Bending his knees slightly and leaning his liver-spotted hands on them so his eyes were on the same level as hers, he said gently, ”They're not going to be enough, Luce. The public's demanding that you do something.”

She glared at him and swung back to the desk. He returned to the rocking chair.

”Are you telling me that O'Conner and Previs and all the other New Morality leaders are abandoning me on this?”

”No, not at all,” he said, raising his hands. ”The hard core of the Faithful are with you as much as they've ever been. They see this fight on the Moon as the battle between the forces of good and the evils of nanotechnology.”

”So where's my problem?”

”It's the peripherals,” he said with a sigh. ”You've got the hard core, they're solidly with you. But the hard core isn't that many votes, Luce! The New Morality's real strength has been in its numbers, yeah, but most of those numbers aren't fanatics. They're ordinary folks who think the New Morality's ideas about cleaning up crime and vice are pretty good.”

”And now?”

”Now they're looking at their television screens and seeing the big, bad U.N. attacking poor little Moonbase. And most of those people at Moonbase are Americans.”

”Who use nanomachines.”

The staff chief shook his head. ”The voters don't care that much about the nanomachines. What's getting them worked up is the sight of a bunch of Americans getting attacked by the Peacekeepers-who are mostly foreigners.”

”But they elected me because I pushed the nanotech treaty.”

”That's not important to them now. As long as the Moon people keep their nanomachines on the Moon, the average American voter doesn't care a gnat's fart about it.”

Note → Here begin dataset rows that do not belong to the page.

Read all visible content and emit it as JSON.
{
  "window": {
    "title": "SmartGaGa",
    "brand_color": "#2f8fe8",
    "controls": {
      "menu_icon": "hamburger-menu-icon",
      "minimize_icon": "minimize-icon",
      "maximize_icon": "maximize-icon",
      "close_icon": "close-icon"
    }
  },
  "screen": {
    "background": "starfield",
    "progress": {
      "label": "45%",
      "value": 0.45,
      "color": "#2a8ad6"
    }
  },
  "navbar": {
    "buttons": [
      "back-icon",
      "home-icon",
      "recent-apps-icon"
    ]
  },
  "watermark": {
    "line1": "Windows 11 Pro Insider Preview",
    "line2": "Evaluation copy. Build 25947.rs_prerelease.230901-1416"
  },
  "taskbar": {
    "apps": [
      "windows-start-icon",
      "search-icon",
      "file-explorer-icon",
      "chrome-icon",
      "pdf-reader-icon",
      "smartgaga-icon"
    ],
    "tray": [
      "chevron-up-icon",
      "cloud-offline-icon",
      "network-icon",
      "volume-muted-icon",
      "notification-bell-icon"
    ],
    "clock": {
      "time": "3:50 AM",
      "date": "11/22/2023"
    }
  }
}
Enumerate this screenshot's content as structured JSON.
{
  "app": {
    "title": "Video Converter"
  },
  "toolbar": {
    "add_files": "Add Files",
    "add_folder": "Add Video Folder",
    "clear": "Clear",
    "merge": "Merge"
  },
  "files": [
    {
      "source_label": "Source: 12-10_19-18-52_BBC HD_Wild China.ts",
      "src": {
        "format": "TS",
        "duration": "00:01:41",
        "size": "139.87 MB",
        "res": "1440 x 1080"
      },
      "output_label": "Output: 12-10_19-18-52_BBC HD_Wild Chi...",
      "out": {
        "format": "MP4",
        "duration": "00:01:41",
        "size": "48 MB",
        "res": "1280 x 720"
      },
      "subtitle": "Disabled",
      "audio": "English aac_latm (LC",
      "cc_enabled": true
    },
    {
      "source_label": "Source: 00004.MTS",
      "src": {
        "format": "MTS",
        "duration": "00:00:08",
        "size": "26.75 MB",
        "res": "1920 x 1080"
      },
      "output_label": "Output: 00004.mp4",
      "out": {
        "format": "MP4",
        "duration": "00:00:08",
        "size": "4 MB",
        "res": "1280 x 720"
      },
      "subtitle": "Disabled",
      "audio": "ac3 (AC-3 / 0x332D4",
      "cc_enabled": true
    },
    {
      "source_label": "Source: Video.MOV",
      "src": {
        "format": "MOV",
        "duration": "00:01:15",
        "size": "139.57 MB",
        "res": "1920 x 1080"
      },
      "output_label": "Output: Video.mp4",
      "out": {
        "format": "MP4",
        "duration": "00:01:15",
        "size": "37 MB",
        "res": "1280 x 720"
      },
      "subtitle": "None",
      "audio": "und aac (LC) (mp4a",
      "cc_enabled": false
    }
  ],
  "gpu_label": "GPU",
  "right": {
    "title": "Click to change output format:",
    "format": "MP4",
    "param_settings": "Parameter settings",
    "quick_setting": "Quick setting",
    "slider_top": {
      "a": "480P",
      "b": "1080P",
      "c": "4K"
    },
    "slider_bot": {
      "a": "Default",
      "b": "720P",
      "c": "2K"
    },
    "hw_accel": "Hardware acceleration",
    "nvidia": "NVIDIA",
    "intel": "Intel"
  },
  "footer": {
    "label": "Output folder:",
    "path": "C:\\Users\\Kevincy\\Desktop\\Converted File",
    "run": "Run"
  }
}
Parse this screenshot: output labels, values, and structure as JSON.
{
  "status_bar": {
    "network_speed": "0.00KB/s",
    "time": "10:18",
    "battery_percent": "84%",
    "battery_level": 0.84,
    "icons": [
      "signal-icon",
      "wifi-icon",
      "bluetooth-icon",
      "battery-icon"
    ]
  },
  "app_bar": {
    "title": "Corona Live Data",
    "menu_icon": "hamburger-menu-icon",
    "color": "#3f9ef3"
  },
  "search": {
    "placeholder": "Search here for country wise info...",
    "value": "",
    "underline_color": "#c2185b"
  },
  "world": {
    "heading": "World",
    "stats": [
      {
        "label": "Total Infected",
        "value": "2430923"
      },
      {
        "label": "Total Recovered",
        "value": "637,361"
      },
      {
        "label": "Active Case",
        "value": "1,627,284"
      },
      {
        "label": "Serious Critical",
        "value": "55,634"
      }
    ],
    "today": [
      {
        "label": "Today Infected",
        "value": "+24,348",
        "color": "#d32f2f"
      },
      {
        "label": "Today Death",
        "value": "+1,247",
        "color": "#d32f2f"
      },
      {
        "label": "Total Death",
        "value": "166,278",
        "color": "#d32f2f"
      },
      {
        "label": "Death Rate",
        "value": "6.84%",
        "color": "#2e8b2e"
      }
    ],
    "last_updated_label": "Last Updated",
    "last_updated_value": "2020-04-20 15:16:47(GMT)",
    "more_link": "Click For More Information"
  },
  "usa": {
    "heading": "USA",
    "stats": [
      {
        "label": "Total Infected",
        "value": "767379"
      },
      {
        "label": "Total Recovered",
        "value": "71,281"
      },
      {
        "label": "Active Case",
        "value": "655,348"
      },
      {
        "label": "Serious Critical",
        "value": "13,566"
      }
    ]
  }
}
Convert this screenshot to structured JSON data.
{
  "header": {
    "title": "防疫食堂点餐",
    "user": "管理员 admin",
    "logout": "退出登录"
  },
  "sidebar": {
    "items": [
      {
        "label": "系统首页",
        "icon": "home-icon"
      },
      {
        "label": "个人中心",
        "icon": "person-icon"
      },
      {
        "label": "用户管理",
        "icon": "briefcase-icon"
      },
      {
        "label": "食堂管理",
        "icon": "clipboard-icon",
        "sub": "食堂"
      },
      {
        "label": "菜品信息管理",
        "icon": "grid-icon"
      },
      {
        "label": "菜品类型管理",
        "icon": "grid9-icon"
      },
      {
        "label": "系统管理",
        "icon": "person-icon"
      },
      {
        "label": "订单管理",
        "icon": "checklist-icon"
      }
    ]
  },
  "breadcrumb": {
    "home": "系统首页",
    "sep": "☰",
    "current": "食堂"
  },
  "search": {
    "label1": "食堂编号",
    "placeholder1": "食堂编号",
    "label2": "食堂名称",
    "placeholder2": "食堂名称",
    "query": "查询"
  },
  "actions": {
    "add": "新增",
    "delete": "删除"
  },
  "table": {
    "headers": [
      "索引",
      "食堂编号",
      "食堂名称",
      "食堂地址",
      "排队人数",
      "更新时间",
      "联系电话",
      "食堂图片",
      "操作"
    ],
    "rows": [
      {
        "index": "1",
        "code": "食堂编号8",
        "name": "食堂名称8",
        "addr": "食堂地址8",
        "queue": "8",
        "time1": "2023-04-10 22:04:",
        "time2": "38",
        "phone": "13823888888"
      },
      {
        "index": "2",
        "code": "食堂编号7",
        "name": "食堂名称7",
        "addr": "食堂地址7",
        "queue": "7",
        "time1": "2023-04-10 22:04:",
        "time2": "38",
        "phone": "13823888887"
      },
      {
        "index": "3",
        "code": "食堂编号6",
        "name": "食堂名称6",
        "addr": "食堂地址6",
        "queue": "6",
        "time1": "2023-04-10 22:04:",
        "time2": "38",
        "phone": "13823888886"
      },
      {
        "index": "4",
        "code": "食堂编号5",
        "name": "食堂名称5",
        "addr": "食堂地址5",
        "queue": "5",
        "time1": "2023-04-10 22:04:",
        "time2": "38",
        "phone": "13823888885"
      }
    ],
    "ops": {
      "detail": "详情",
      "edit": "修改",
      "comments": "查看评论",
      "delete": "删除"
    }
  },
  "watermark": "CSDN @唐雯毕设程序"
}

The President glared at her staff chief for long icy moments.

He gave her a weak grin. ”Don't blame the messenger for the message,” he said.

She huffed at him, then reached out and flicked on her desktop computer. ”I want to see these numbers for myself.”

The staff chief leaned back in the rocker and watched her face as the data from the constantly ongoing public-opinion poll flickered across her screen.

When she finally looked up at him she asked, ”What should I do?”

”Call Faure and tell him to back off, maybe?”

”Don't be ridiculous! It's much too late for that.”